The sulphur-winged parakeet is about 23 to 24 cm long and weighs an average of 82 g. The sexes are the same. Adults of the nominate subspecies are mostly green. Their head, nape, and throat have some yellow inclusions; bare white skin surrounds their eye and their ear coverts are bright terracotta. Their breast has a dull orange wash. Their wing is mostly green with yellow primary coverts, inner primaries, and outer secondaries; the outer primaries are blue. Their tail's upperside is rufous olive with green fringes on the feathers; its underside is reddish brown. Immature birds have duller scaling, less orange on their breast, and much less yellow on their wings. Subspecies P. h. gaudens has some orange-red markings on its head and its underparts are slightly darker than those of the nominate.
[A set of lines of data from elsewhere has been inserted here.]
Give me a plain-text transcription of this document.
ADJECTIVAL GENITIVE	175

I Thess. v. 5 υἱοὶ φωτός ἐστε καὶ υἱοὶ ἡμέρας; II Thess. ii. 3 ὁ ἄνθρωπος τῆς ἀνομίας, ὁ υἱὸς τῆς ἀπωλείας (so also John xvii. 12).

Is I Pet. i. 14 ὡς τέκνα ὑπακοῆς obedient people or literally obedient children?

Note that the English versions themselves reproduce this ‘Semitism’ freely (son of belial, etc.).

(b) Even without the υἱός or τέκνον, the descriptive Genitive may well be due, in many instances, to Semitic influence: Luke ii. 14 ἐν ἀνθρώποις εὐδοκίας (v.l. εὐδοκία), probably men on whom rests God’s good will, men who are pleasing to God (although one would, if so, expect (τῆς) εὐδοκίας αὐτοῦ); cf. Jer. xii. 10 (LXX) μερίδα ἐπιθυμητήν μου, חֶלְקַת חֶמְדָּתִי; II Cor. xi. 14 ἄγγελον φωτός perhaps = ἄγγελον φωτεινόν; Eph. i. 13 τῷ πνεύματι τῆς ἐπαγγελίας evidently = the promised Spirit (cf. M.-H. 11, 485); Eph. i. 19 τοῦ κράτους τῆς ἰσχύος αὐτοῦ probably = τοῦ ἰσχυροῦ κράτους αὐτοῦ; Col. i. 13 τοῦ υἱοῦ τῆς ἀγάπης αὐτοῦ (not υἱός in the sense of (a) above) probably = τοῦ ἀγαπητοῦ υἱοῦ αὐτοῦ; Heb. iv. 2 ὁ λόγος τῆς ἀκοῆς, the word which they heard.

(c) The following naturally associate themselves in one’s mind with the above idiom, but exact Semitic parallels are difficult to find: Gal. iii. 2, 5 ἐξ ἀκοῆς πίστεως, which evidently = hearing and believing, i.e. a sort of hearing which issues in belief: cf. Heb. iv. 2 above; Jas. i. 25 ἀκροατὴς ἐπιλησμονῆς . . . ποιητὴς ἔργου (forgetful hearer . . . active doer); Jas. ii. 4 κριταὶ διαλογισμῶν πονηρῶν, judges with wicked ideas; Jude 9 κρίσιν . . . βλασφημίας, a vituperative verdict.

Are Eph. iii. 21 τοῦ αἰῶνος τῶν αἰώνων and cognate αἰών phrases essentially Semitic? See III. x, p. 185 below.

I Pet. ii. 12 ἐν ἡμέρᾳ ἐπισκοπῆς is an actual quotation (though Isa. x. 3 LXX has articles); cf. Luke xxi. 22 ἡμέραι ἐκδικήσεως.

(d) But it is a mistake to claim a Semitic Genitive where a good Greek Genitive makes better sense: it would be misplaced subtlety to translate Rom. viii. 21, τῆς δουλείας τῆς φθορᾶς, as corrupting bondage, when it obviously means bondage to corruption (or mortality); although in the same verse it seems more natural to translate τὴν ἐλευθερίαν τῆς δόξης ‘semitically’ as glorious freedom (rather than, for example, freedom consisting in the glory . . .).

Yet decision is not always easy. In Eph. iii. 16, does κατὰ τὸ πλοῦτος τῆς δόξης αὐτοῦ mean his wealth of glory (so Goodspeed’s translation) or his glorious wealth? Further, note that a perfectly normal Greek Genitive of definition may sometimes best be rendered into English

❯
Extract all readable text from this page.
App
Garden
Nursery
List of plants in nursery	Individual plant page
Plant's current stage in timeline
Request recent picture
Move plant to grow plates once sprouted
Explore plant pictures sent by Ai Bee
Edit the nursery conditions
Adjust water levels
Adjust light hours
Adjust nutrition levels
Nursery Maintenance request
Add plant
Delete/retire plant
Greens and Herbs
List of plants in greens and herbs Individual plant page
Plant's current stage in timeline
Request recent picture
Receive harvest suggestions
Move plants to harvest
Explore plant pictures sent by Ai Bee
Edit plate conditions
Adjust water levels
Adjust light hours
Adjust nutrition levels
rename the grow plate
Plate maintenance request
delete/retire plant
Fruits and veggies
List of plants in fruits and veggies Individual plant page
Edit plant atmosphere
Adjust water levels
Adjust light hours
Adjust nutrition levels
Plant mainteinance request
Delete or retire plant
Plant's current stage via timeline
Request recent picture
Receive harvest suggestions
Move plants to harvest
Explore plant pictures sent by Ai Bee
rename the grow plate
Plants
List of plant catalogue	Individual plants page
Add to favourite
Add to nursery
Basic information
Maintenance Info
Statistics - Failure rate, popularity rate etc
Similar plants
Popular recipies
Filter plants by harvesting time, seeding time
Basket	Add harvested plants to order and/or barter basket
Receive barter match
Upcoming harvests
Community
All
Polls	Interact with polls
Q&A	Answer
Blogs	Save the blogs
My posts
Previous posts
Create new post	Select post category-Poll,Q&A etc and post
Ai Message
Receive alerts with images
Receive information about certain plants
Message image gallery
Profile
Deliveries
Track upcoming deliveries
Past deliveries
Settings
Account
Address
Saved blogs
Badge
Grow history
==Distribution and habitat==

The nominate subspecies of the sulphur-winged parakeet is found in the Cordillera de Talamanca and the Dota region of southern Costa Rica. P. h. gaudens is found in western Panama as far east as Veraguas Province. The species inhabits primary and logged montane forest and adjacent shrubby areas and secondary forest. In elevation it ranges from 700 to 3000 m but usually occurs above 1600 m.

==Behavior==
===Movement===

The sulphur-winged parakeet moves from the upper elevations to the lower during the wet season, and sometimes makes daily elevational moves between roosting and feeding sites.

===Feeding===

The sulphur-winged parakeet typically forages in small flocks in the forest canopy. Its diet is primarily the fruits and seeds of a variety of plants and trees.

===Breeding===

The sulphur-winged parakeet is believed to nest mainly between January and June. It nests in a natural tree cavity or old woodpecker hole, typically between 8 and 20 m above the ground. In captivity the clutch size is six eggs, the incubation period 24 days, and fledging 10 weeks after hatch.

===Vocalization===

The sulphur-winged parakeet's most common call is "a series of high-pitched shrill notes, e.g. "krree krree krree" " that is given both from a perch and in flight. It is shrill but not screechy in contrast to that of other Pyrrhura parakeets. Perched birds are often silent. Flocks in flight "call frequently and simultaneously, producing a noisy, harsh and piercing chattering."

==Status==

The IUCN has assessed the sulphur-winged parakeet as being of Least Concern. Though it has a fairly small range, it has an estimated population of 20,000 to 50,000 mature individuals that is believed to be stable. No immediate threats have been identified. It is "[f]airly common to common within its small range, and tolerant of substantial habitat modification" and little affected by the pet trade.